Making a Meal of It: Writing about Film

Making a Meal of It. By Brian McFarlane.

Photo: Supplied

By Brian McFarlane

Monash University Publishing, $29.95

One of the most prolific writers on film currently working in English, Brian McFarlane is also one of the most knowledgeable and wide-ranging. Making a Meal of It is a selection of McFarlane's occasional writings dating from the 1970s through to the present taken from an array of respected publications both local and overseas. The book provides an impressive sample of McFarlane's vast journalistic and academic output. It will appeal to readers who have enjoyed his work over the past four decades as well as being useful to anyone who writes seriously about film and filmmakers.


As Ian Britain points out in the eloquent introduction, McFarlane takes film seriously, "as a medium in its own right with its own distinctive language, but not solemnly, as a refined art form divorced from the rest of life".

In terms of subject matter, Making a Meal of It showcases the extent and depth of the author's engagement with British, Australian and American film and his interest in exploring the complex relationship between literature and cinema. I know of no critic who has written more insightfully about the negotiation – both the subtle and less subtle aspects – between a screen adaptation of classic work of literature and the original text.

Unlike those critics who seem to decide that a particular era, director or actor defines all that cinema is capable of achieving, McFarlane's appetite for cinema-going appears inexhaustible. Although obviously he has some firm favourites among directors and actors, we don't get the sense that McFarlane assumes he has seen it all before.

Like any critic of quality, McFarlane is well-informed and prepared always to consider views that differ from his own even as he presents strong, often outspoken opinions. He is well aware that, in relation to film in particular, emotional response and aesthetic appreciation go hand in hand.

Cinema, perhaps more than any other form of entertainment with mass appeal, is both intensely actual in the sense that the people we see on the screen really do live and breathe, and they also inhabit much larger and more vivid versions of themselves as characters they create through the techniques and power of film art.

The famous question posed in the Yeats poem about the impossibility of separating the dancer from the dance applies to film, and especially so since cinema is a permanent record of something that in real life might have been done on the spur of the moment if not altogether by accident.

The last section in the book features some more personal pieces, including an entertaining account of the author's fascination with the legendary movie star Merle Oberon, which began as a film-goer's crush when McFarlane was 12 years old.

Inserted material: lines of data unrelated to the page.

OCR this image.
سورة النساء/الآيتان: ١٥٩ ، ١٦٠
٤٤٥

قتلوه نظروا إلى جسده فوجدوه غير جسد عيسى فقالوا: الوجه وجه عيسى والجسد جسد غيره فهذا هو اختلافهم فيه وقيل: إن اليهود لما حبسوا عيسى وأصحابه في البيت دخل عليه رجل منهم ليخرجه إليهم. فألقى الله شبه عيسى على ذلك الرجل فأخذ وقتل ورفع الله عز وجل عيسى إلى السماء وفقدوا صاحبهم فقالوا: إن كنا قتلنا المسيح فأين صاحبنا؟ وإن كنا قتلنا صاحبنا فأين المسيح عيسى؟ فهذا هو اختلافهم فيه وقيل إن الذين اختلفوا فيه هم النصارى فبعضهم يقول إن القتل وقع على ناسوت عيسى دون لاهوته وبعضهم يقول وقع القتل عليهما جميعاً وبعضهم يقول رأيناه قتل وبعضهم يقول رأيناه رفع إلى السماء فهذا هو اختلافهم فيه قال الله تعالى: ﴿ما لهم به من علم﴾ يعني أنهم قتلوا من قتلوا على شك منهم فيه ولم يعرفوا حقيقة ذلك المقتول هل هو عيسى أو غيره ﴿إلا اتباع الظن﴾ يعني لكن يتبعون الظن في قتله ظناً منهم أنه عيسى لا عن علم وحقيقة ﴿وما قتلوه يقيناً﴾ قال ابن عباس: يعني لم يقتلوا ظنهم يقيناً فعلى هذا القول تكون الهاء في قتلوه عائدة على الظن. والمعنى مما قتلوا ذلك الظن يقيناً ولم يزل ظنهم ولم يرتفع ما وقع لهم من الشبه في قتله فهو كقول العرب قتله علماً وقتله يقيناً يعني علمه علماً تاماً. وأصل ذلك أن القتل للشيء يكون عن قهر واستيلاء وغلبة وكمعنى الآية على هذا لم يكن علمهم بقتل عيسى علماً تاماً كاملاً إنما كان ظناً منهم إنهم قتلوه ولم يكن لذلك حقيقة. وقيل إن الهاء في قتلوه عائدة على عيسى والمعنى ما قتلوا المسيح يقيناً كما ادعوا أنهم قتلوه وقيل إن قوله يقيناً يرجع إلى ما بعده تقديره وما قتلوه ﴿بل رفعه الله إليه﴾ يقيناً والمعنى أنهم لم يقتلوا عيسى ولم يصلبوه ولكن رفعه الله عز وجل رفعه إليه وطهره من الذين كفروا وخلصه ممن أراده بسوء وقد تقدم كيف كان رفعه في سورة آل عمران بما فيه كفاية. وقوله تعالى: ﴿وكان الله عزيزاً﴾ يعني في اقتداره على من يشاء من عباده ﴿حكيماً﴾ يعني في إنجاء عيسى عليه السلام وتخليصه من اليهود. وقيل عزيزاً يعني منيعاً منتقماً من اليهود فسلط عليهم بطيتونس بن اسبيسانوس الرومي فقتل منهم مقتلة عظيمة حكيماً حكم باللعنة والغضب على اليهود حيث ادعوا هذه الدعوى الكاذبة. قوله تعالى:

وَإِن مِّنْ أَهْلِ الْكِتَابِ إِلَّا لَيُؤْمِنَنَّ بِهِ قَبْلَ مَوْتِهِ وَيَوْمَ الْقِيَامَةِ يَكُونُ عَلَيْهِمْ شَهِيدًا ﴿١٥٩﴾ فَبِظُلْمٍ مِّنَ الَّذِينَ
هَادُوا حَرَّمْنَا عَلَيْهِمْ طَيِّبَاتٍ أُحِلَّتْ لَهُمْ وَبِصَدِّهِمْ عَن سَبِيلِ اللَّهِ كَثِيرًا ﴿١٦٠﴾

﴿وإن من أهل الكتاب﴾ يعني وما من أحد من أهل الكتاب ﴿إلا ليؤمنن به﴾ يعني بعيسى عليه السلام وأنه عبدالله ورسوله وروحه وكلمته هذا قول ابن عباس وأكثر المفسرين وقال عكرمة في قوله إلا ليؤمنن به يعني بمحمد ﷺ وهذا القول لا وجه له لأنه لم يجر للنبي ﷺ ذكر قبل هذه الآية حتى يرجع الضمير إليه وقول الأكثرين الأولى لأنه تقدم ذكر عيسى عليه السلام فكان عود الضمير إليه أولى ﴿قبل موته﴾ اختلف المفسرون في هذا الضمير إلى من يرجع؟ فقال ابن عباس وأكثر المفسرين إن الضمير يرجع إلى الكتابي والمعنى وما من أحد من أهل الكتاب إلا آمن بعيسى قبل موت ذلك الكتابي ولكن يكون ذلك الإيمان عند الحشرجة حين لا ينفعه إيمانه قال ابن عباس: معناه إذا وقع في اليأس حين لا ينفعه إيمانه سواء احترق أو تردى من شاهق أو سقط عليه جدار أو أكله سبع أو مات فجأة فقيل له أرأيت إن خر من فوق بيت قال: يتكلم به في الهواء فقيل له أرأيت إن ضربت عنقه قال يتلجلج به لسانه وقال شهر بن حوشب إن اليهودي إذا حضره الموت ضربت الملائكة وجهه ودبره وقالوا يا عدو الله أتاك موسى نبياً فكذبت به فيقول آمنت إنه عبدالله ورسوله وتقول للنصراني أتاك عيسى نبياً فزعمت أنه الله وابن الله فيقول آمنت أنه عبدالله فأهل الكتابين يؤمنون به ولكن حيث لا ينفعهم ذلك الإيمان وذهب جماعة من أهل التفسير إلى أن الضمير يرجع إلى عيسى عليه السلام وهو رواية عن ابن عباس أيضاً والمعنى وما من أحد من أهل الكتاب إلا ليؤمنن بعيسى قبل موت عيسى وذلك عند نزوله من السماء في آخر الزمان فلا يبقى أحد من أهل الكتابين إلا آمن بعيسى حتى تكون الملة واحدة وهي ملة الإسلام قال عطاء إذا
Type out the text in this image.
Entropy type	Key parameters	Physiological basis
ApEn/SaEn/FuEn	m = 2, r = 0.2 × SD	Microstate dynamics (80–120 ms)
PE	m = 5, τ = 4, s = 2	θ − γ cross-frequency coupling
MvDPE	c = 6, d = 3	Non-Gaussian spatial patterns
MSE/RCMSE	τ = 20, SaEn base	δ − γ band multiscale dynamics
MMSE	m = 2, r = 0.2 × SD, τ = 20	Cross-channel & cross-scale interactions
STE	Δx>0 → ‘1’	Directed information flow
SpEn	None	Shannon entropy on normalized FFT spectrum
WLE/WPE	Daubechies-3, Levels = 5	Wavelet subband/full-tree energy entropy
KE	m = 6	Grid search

McFarlane, who writes that his wife "looked like Merle when we were married", jumped at the chance to visit the actress at her home in later life after Oberon had all but retired from the screen. It seems McFarlane's wife was content for her husband to go to the meeting by himself.

McFarlane's evocation of Oberon as an enchanting screen idol of his youthful daydreams who also turned out to be a real person has a correlative in the pictures she permitted him to take during the meeting.

Even those amateur snaps were affected by Merle Oberon's cinematic aura: "My resulting photos are only a little blurred, and are in fact as good as you could expect from a shaking hand."